I personally would like to see 4K. I lean towards more detail based upon the projectors processing video with oversampling especially for motion at high (greater than 96) frames pers second. Oversampling allowed for noise-shaping and very flat frequency response when high-end CD players came out. I expect the same with 4Ks "2X" oversampling with a little anti-aliasing and high frame rates.

The screen will have to be much larger. Try connecting an HDMI-capable laptop to your 1080p TV and see how close you have to be in order to read text. Farther away than that and your eyes are the limiting factor. A 52 inch 4K display would be a waste of time except as a computer display. It would have almost the exact pixel density of a 24 inch 1920x1200 computer monitor.

I have an Epson 6100 projector, 17 feet from a 157 inch screen and I can easily see the SDE but I cannot say that I see the pixel structure. It's hard to find content that sharp except from my computer. I agree that most people will not use it to it's fullest extent. There's no content or computers that can output 4k, though Intel just announced that their next chipset will. We have all seen: stretched displays, obvious Std-Def being sent on HD channels un-cropped and friends watching cable TV from a yellow Composite cable.

Before you get too smug, ask yourself what's the difference between 1080i and 1080p... If you have been seeing "hi-def" only on flat panels the answer is likely nothing. They all convert everything you connect to them to the panels native resolution and field rate to fill the screen. In fact except for an old Hitachi Plasma, I haven't seen an actual blinky/comb "i" picture since I owned CRT based Proscan rear projector and Sony Wega 32 inch TVs.

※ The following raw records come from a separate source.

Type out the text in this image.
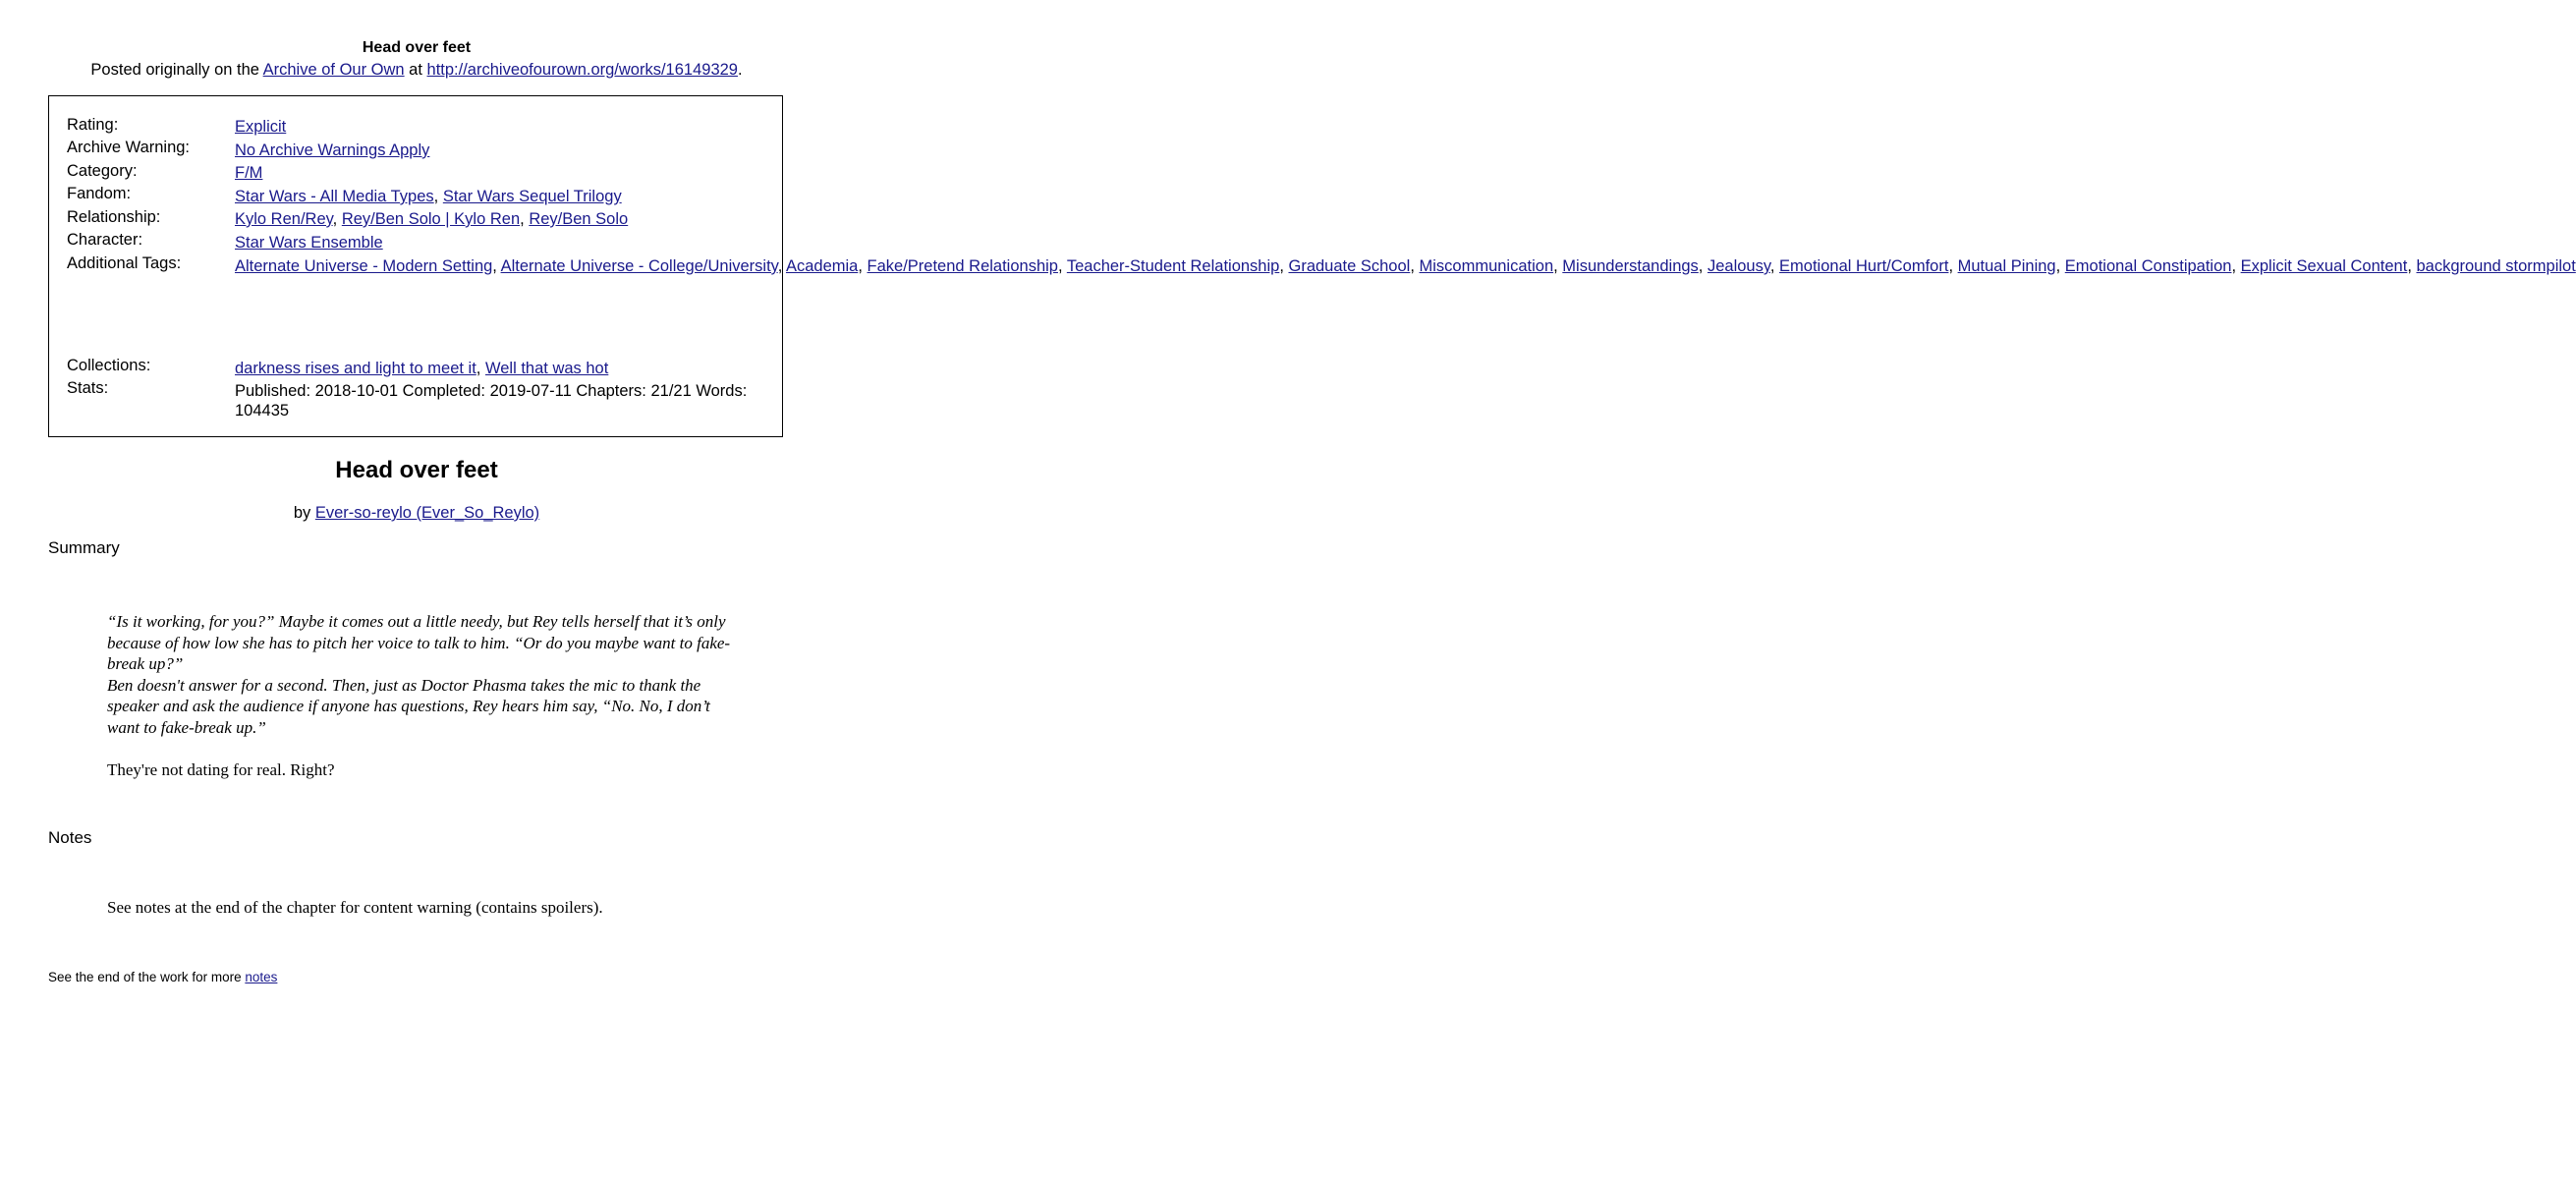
Head over feet
Posted originally on the Archive of Our Own at http://archiveofourown.org/works/16149329.
Rating:	Explicit
Archive Warning:	No Archive Warnings Apply
Category:	F/M
Fandom:	Star Wars - All Media Types, Star Wars Sequel Trilogy
Relationship:	Kylo Ren/Rey, Rey/Ben Solo | Kylo Ren, Rey/Ben Solo
Character:	Star Wars Ensemble
Additional Tags:	Alternate Universe - Modern Setting, Alternate Universe - College/University, Academia, Fake/Pretend Relationship, Teacher-Student Relationship, Graduate School, Miscommunication, Misunderstandings, Jealousy, Emotional Hurt/Comfort, Mutual Pining, Emotional Constipation, Explicit Sexual Content, background stormpilot
Collections:	darkness rises and light to meet it, Well that was hot
Stats:	Published: 2018-10-01 Completed: 2019-07-11 Chapters: 21/21 Words: 104435
Head over feet
by Ever-so-reylo (Ever_So_Reylo)
Summary

“Is it working, for you?” Maybe it comes out a little needy, but Rey tells herself that it’s only because of how low she has to pitch her voice to talk to him. “Or do you maybe want to fake-break up?”

Ben doesn't answer for a second. Then, just as Doctor Phasma takes the mic to thank the speaker and ask the audience if anyone has questions, Rey hears him say, “No. No, I don’t want to fake-break up.”

They're not dating for real. Right?

Notes
See notes at the end of the chapter for content warning (contains spoilers).
See the end of the work for more notes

Full-Resolution 3D would sure benefit. Whitness JVCs' "wabulation-like" effort. Also, a lot of movies are shot in 4K so this may actually be "as close as you can get to the theater experience".

hough1856's picture

Like most, if not all, of the other people who subscribe to Home Theater I am a cautiously optimistic ealy adopter of most technologies that permeate our hobby. However, at the risk of forum derision, I'm not in favor of 4K. The human eye simply cannot tell the difference on home-sized screens. Once you get to the realm of 103" screens, the difference is subtly noticeable. However, for any standard flat screen or smaller projection screen you're essentially spending money on a technology you won't reap any visual benefit from. As it is, many Blu-Ray transfers are less than ideal, so I would have to imagine that many studios will adopt less than favorable transfers simply for the purpose of milking the technology. What we would be left with is a technology of promise without the necessary capacities within the home to maximize its potential and less-than adequate media with which to view. There exists a critical mass when at some point you simply can't do any better. Given the average screen size of TVs and most projectors, 4k is not going to be worth it - blame the limitations of our visual acuity I suppose. I'm perfectly happy with 1080p.